Twelve months ago, the combined global usage share of DeepSeek and Qwen was about 1%. By January 2026, it was roughly 15%. That is the fastest adoption curve in AI history. And almost none of it shows up in the dashboards marketing teams use to monitor AI visibility.
When most brands talk about getting recommended by AI, they mean ChatGPT, Gemini, Claude, and Perplexity. Those four are the visible ocean. Below the waterline, a second AI internet has been quietly forming, built on Llama 4, Qwen 3.6, DeepSeek V4, GLM-5.1, Gemma 4, and Mistral Small 4. It powers thousands of consumer apps, internal enterprise copilots, RAG systems behind support portals, and on-device assistants that never call a public API.
Whatever you optimized for the closed-model leaderboards is invisible there. And that blind spot is getting bigger, not smaller.
The new map of open-weight AI
As of April 2026, six labs ship open-weight models that match or beat the closed alternatives on practical workloads. A year ago, exactly one open model (the original Llama 3) was in that conversation.

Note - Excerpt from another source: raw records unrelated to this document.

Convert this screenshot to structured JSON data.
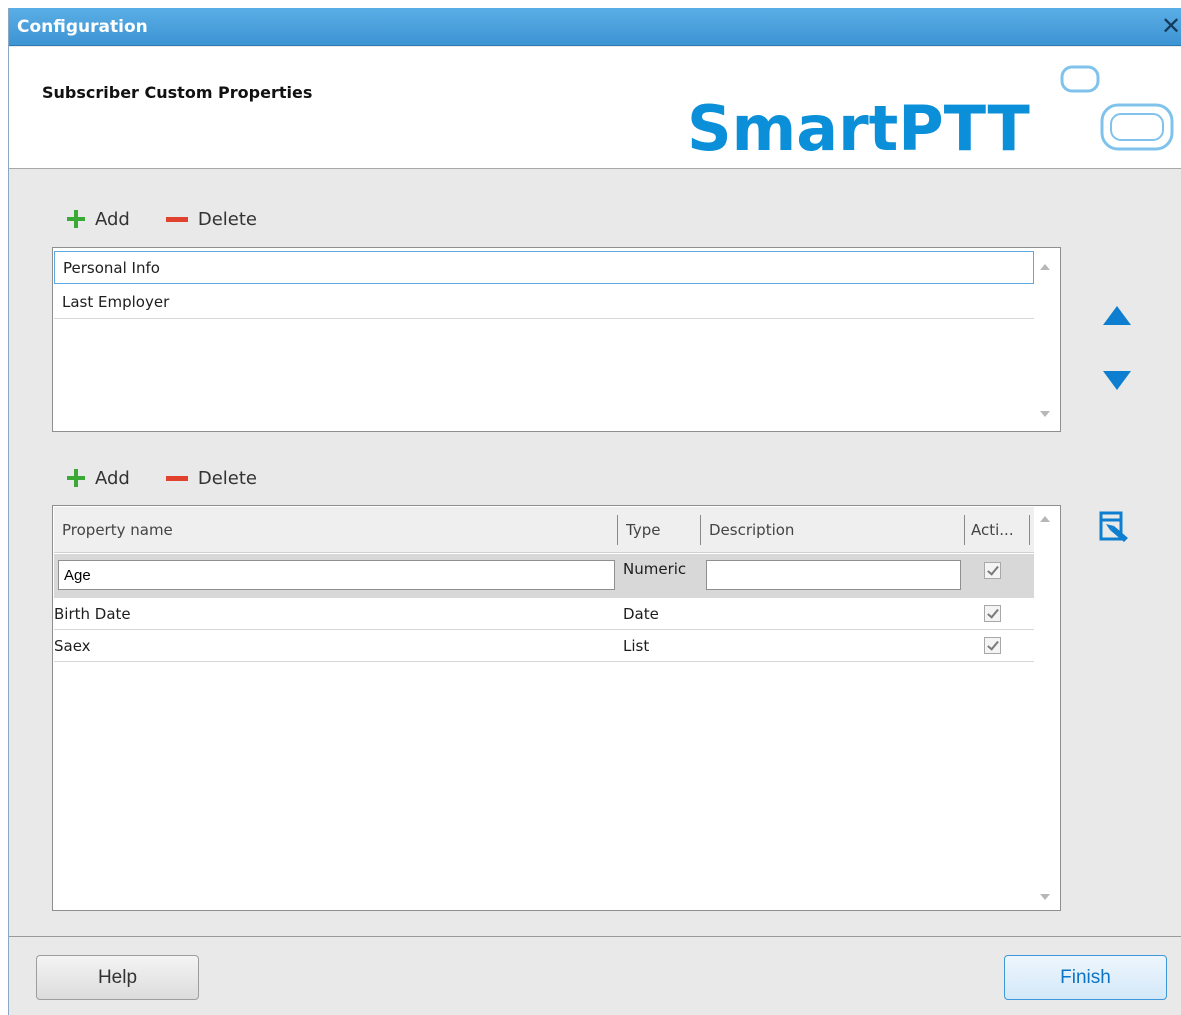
{
  "window": {
    "title": "Configuration",
    "close_glyph": "✕"
  },
  "header": {
    "heading": "Subscriber Custom Properties",
    "logo_text": "SmartPTT"
  },
  "groups_toolbar": {
    "add_label": "Add",
    "delete_label": "Delete"
  },
  "groups_list": {
    "items": [
      "Personal Info",
      "Last Employer"
    ],
    "selected_index": 0
  },
  "properties_toolbar": {
    "add_label": "Add",
    "delete_label": "Delete"
  },
  "properties_grid": {
    "columns": [
      "Property name",
      "Type",
      "Description",
      "Acti..."
    ],
    "edit_row": {
      "name": "Age",
      "type": "Numeric",
      "description": "",
      "active": true
    },
    "rows": [
      {
        "name": "Birth Date",
        "type": "Date",
        "description": "",
        "active": true
      },
      {
        "name": "Saex",
        "type": "List",
        "description": "",
        "active": true
      }
    ]
  },
  "side_icons": [
    "move-up-icon",
    "move-down-icon",
    "edit-list-icon"
  ],
  "footer": {
    "help_label": "Help",
    "finish_label": "Finish"
  },
  "colors": {
    "titlebar": "#4aa2e0",
    "accent_blue": "#0e7fd0",
    "add_green": "#3aa935",
    "delete_red": "#e0422e"
  }
}
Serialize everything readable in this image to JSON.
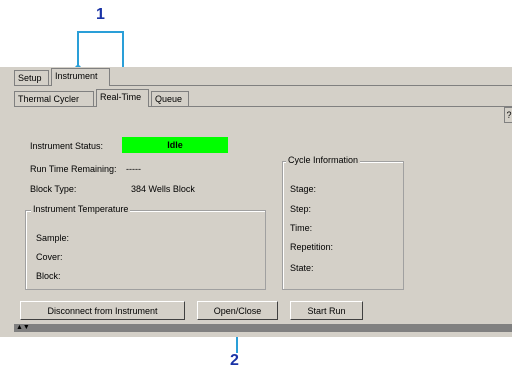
{
  "callouts": {
    "one": "1",
    "two": "2"
  },
  "top_tabs": [
    {
      "label": "Setup"
    },
    {
      "label": "Instrument"
    }
  ],
  "sub_tabs": [
    {
      "label": "Thermal Cycler"
    },
    {
      "label": "Real-Time"
    },
    {
      "label": "Queue"
    }
  ],
  "instrument_status": {
    "label": "Instrument Status:",
    "value": "Idle",
    "color": "#00ff00"
  },
  "run_time": {
    "label": "Run Time Remaining:",
    "value": "-----"
  },
  "block_type": {
    "label": "Block Type:",
    "value": "384 Wells Block"
  },
  "instrument_temperature": {
    "title": "Instrument Temperature",
    "fields": [
      "Sample:",
      "Cover:",
      "Block:"
    ]
  },
  "cycle_information": {
    "title": "Cycle Information",
    "fields": [
      "Stage:",
      "Step:",
      "Time:",
      "Repetition:",
      "State:"
    ]
  },
  "buttons": {
    "disconnect": "Disconnect from Instrument",
    "open_close": "Open/Close",
    "start_run": "Start Run"
  },
  "help_glyph": "?",
  "arrows": "▲▼"
}
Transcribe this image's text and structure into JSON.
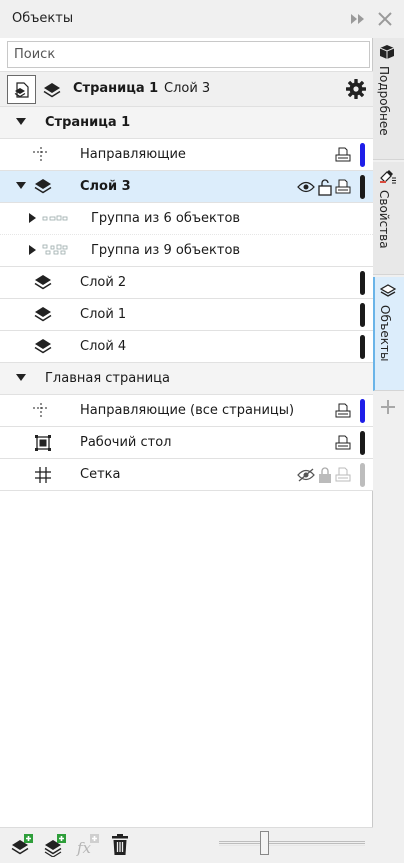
{
  "window": {
    "title": "Объекты"
  },
  "search": {
    "placeholder": "Поиск"
  },
  "toolbar": {
    "current_page": "Страница 1",
    "current_layer": "Слой 3"
  },
  "tree": {
    "page1": {
      "label": "Страница 1",
      "guides": "Направляющие",
      "layer3": "Слой 3",
      "group6": "Группа из 6 объектов",
      "group9": "Группа из 9 объектов",
      "layer2": "Слой 2",
      "layer1": "Слой 1",
      "layer4": "Слой 4"
    },
    "master": {
      "label": "Главная страница",
      "guides_all": "Направляющие (все страницы)",
      "desktop": "Рабочий стол",
      "grid": "Сетка"
    }
  },
  "colors": {
    "guides": "#1e1ee8",
    "layer": "#1a1a1a",
    "grid": "#bdbdbd",
    "selection": "#dcedfb"
  },
  "side_tabs": {
    "details": "Подробнее",
    "properties": "Свойства",
    "objects": "Объекты"
  }
}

Meta's Llama 4 Scout has a 10 million token context window, the longest of any production model. Alibaba's Qwen 3.6-35B-A3B hits 73.4% on SWE-bench Verified with only 3 billion active parameters, which means it runs on a single consumer GPU. DeepSeek V4 leads raw coding benchmarks at 83.7% SWE-bench Verified and offers cache-hit pricing as low as $0.07 per million input tokens, roughly ten times cheaper than the closed labs. Google's Gemma 4, Zhipu's GLM-5.1, and Mistral Small 4 fill out the rest.
Meanwhile Hugging Face now hosts more than 2 million models, 500,000 datasets, and 1 million demo apps. 92.5% of model downloads are for sub-1B parameter models, which means they are being run locally and embedded into products, not called over an API. The mean downloaded model size jumped from 827M parameters in 2023 to 20.8B in 2025, driven by quantization and mixture-of-experts. Open weights are not a research curiosity anymore. They are the substrate of an entire production layer of AI.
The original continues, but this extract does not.